One of only three servants in the house as of yet, Aggie was new.  Cheery the butler, and Thonass the maid had worked for Senta for years and had taken care of the house while she was away. Thonass had given Aggie the recommendation.  They were from the same family—or what passed for family among the lizzies.

“Something pretty today,” she told the reptilian.  “Bring me my yellow and white striped day dress.”

“Yess.”

The dress was a traditional one.  Cut for a medium-sized bustle, the skirt was vertically lined with broad yellow and white stripes while the bodice was a solid yellow with puffy frills of lace around the high neck and at the end of each long sleeve.  She topped off the ensemble with yellow emeralds dangling from her pierced ears.  She slipped a ring on her right hand that featured a yellow garnet.  It was practically worthless, but she had purchased it in Bangdorf because she thought it was pretty.

“Nice,” said the dressing maid.

“I was just thinking the same thing,” said Baxter, stepping into the room. He was sharp in his grey suit.  He was always sharp.

“Thank you, kind sir,” she said with a curtsey.  “Shall we go down?”

Suddenly the baby began fussing from her crib in the next room.

“I’ll be down in a minute,” said Baxter, following her cries.

“Hmm,” she murmured, observing him.  Then she turned to the dressing maid.  “I’m going down to set up.  Tell Thonass to find me.”

In the dining room, Senta found the table set with the everyday china, but the food for the afternoon tea filled several wooden crates stacked nearby.  Having no one to cook and no one really to serve, she had ordered the tea catered from Café Etta.

“Uuthanum,” she said and the food began flying out of the crates, soaring around the room, and landing on the appropriate plates and serving platters. A spice cake was coming into a landing in the center of the table with Thonass stepped into the room.

“Take this envelope,” said Senta, retrieving the stated item from the lamp table along the wall.  “Deliver it to the employment agency at the Department of Lizzie Affairs.  It is a list of the other servants I shall need.”

“Yess,” said the lizzie.

As Thonass was going out, Cheery was coming in.

“Guests,” he said.

“Bring them on into the dining room please.”

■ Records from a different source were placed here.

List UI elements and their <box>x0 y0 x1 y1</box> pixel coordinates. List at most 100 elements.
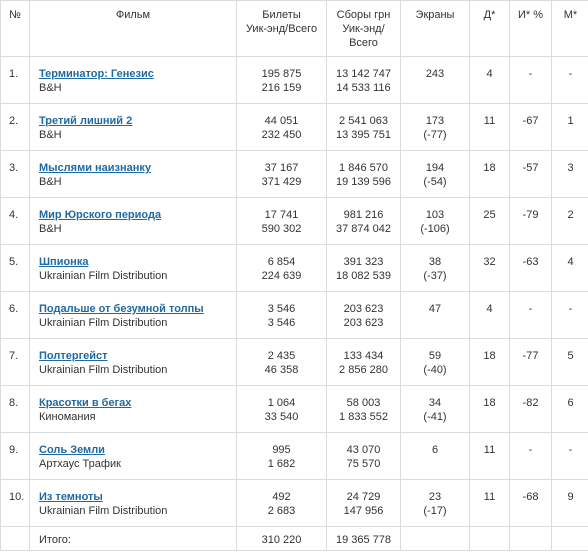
rank-cell: 7. <box>0 338 30 386</box>
tickets-cell: 3 546 3 546 <box>236 291 327 339</box>
previous-place-cell: 2 <box>551 197 588 245</box>
days-cell: 4 <box>469 56 510 104</box>
gross-cell: 391 323 18 082 539 <box>326 244 401 292</box>
tickets-total: 33 540 <box>264 411 299 423</box>
film-cell: Мир Юрского периода B&H <box>29 197 237 245</box>
tickets-cell: 44 051 232 450 <box>236 103 327 151</box>
tickets-weekend: 492 <box>272 491 291 503</box>
distributor-label: Ukrainian Film Distribution <box>39 364 168 376</box>
screens-cell: 47 <box>400 291 470 339</box>
tickets-total: 590 302 <box>261 223 302 235</box>
change-percent-cell: - <box>509 432 552 480</box>
tickets-cell: 492 2 683 <box>236 479 327 527</box>
screens-change: (-54) <box>423 176 447 188</box>
days-cell: 11 <box>469 479 510 527</box>
header-gross-line1: Сборы грн <box>336 9 391 21</box>
gross-cell: 203 623 203 623 <box>326 291 401 339</box>
header-row: № Фильм Билеты Уик-энд/Всего Сборы грн У… <box>0 0 588 57</box>
gross-weekend: 133 434 <box>343 350 384 362</box>
film-title-link[interactable]: Терминатор: Генезис <box>39 68 154 80</box>
previous-place-cell: 3 <box>551 150 588 198</box>
gross-weekend: 2 541 063 <box>339 115 388 127</box>
table-body: 1. Терминатор: Генезис B&H 195 875 216 159 13… <box>0 56 588 551</box>
film-title-link[interactable]: Мир Юрского периода <box>39 209 162 221</box>
screens-count: 23 <box>428 491 442 503</box>
header-screens: Экраны <box>400 0 470 57</box>
gross-weekend: 13 142 747 <box>335 68 392 80</box>
tickets-weekend: 6 854 <box>267 256 296 268</box>
distributor-label: Киномания <box>39 411 96 423</box>
distributor-label: B&H <box>39 129 62 141</box>
gross-cell: 58 003 1 833 552 <box>326 385 401 433</box>
screens-change: (-41) <box>423 411 447 423</box>
film-title-link[interactable]: Полтергейст <box>39 350 108 362</box>
total-row: Итого: 310 220 19 365 778 <box>0 526 588 551</box>
screens-change: (-40) <box>423 364 447 376</box>
tickets-total: 224 639 <box>261 270 302 282</box>
rank-cell: 2. <box>0 103 30 151</box>
tickets-cell: 995 1 682 <box>236 432 327 480</box>
rank-cell: 9. <box>0 432 30 480</box>
screens-count: 103 <box>425 209 445 221</box>
film-title-link[interactable]: Красотки в бегах <box>39 397 132 409</box>
screens-change: (-17) <box>423 505 447 517</box>
tickets-cell: 1 064 33 540 <box>236 385 327 433</box>
rank-cell: 5. <box>0 244 30 292</box>
film-title-link[interactable]: Из темноты <box>39 491 103 503</box>
film-title-link[interactable]: Шпионка <box>39 256 89 268</box>
gross-weekend: 981 216 <box>343 209 384 221</box>
film-title-link[interactable]: Третий лишний 2 <box>39 115 133 127</box>
film-cell: Подальше от безумной толпы Ukrainian Film… <box>29 291 237 339</box>
total-gross: 19 365 778 <box>326 526 401 551</box>
tickets-cell: 17 741 590 302 <box>236 197 327 245</box>
change-percent-cell: -63 <box>509 244 552 292</box>
previous-place-cell: - <box>551 432 588 480</box>
film-title-link[interactable]: Соль Земли <box>39 444 105 456</box>
rank-cell: 3. <box>0 150 30 198</box>
tickets-weekend: 1 064 <box>267 397 296 409</box>
previous-place-cell: 4 <box>551 244 588 292</box>
rank-cell: 6. <box>0 291 30 339</box>
gross-cell: 2 541 063 13 395 751 <box>326 103 401 151</box>
rank-cell: 1. <box>0 56 30 104</box>
tickets-total: 232 450 <box>261 129 302 141</box>
tickets-cell: 2 435 46 358 <box>236 338 327 386</box>
distributor-label: B&H <box>39 82 62 94</box>
film-title-link[interactable]: Подальше от безумной толпы <box>39 303 204 315</box>
screens-cell: 243 <box>400 56 470 104</box>
total-num-cell <box>0 526 30 551</box>
table-row: 8. Красотки в бегах Киномания 1 064 33 540 58… <box>0 385 588 433</box>
distributor-label: Ukrainian Film Distribution <box>39 270 168 282</box>
tickets-total: 371 429 <box>261 176 302 188</box>
header-m: М* <box>551 0 588 57</box>
table-row: 9. Соль Земли Артхаус Трафик 995 1 682 43 070… <box>0 432 588 480</box>
tickets-total: 1 682 <box>267 458 296 470</box>
screens-change: (-106) <box>420 223 450 235</box>
change-percent-cell: - <box>509 56 552 104</box>
header-tickets-line1: Билеты <box>262 9 301 21</box>
table-row: 4. Мир Юрского периода B&H 17 741 590 302 981… <box>0 197 588 245</box>
gross-total: 147 956 <box>343 505 384 517</box>
screens-change: (-77) <box>423 129 447 141</box>
tickets-total: 46 358 <box>264 364 299 376</box>
header-gross-line2: Уик-энд/ <box>342 23 385 35</box>
previous-place-cell: 9 <box>551 479 588 527</box>
days-cell: 18 <box>469 150 510 198</box>
tickets-total: 3 546 <box>267 317 296 329</box>
gross-cell: 981 216 37 874 042 <box>326 197 401 245</box>
header-film: Фильм <box>29 0 237 57</box>
film-title-link[interactable]: Мыслями наизнанку <box>39 162 152 174</box>
gross-total: 18 082 539 <box>335 270 392 282</box>
distributor-label: B&H <box>39 176 62 188</box>
days-cell: 18 <box>469 338 510 386</box>
screens-cell: 173 (-77) <box>400 103 470 151</box>
days-cell: 25 <box>469 197 510 245</box>
gross-weekend: 1 846 570 <box>339 162 388 174</box>
rank-cell: 10. <box>0 479 30 527</box>
film-cell: Из темноты Ukrainian Film Distribution <box>29 479 237 527</box>
tickets-weekend: 17 741 <box>264 209 299 221</box>
table-header: № Фильм Билеты Уик-энд/Всего Сборы грн У… <box>0 0 588 57</box>
total-d-cell <box>469 526 510 551</box>
film-cell: Мыслями наизнанку B&H <box>29 150 237 198</box>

The reptilian stepped out and came back a few seconds later leading three young women.

“Senta!” squealed Hero Markham, rushing forward and wrapping her arms around the sorceress’s waist.  “I’ve missed you so much!  Look at your hair.  You look like a boy.”

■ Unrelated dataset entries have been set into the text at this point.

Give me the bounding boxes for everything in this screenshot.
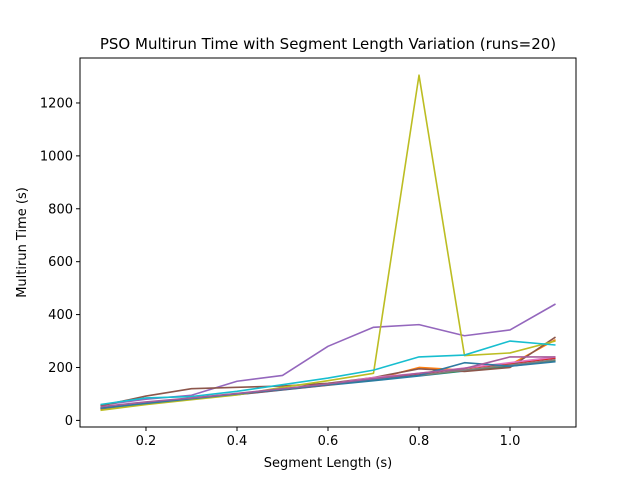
y-tick-label: 200: [48, 361, 73, 376]
y-tick-label: 800: [48, 202, 73, 217]
x-tick-label: 0.2: [136, 434, 157, 449]
series-layer: [100, 74, 556, 412]
series-line-9: [100, 74, 556, 412]
y-tick-label: 400: [48, 308, 73, 323]
x-tick-label: 0.6: [318, 434, 339, 449]
y-axis-label: Multirun Time (s): [15, 187, 30, 298]
x-axis-label: Segment Length (s): [264, 456, 393, 471]
y-tick-label: 1000: [40, 149, 73, 164]
x-tick-label: 1.0: [500, 434, 521, 449]
chart-title: PSO Multirun Time with Segment Length Va…: [100, 35, 556, 53]
series-line-10: [100, 340, 556, 406]
plot-frame: [79, 57, 577, 428]
y-tick-label: 0: [65, 414, 73, 429]
y-axis-ticks: 0 200 400 600 800 1000 1200: [40, 96, 80, 429]
y-tick-label: 600: [48, 255, 73, 270]
x-tick-label: 0.4: [227, 434, 248, 449]
x-axis-ticks: 0.2 0.4 0.6 0.8 1.0: [136, 427, 521, 449]
y-tick-label: 1200: [40, 96, 73, 111]
plot-area: [80, 58, 576, 427]
series-line-12: [100, 356, 556, 408]
x-tick-label: 0.8: [409, 434, 430, 449]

“Well it’s good to be appreciated.  You look wonderful.  How’s the baby?”

“Brilliant.”

“She’s beautiful too,” said Gabrielle Bassett from behind Hero.  She looks just like her mother.

Taller than Hero, though still shorter than Senta, Gabrielle was radiantly beautiful with sparkling blue eyes and ash brown hair.  Behind her stood the third young woman.  Dutty Morris was attractive but not pretty.  Though her widely spaced eyes gave her a kind of blank expression, she was witty and kind.

“Hello, Gabby,” said Senta, disentangling herself from Hero and giving the other two girls quick kisses on the cheek.  “Hi Dutty.  Thanks for coming yesterday.”

“It was my pleasure,” said Dutty.  “And I didn’t give away any of your secrets either.”

“What secrets?” asked Gabby and Hero at the same time.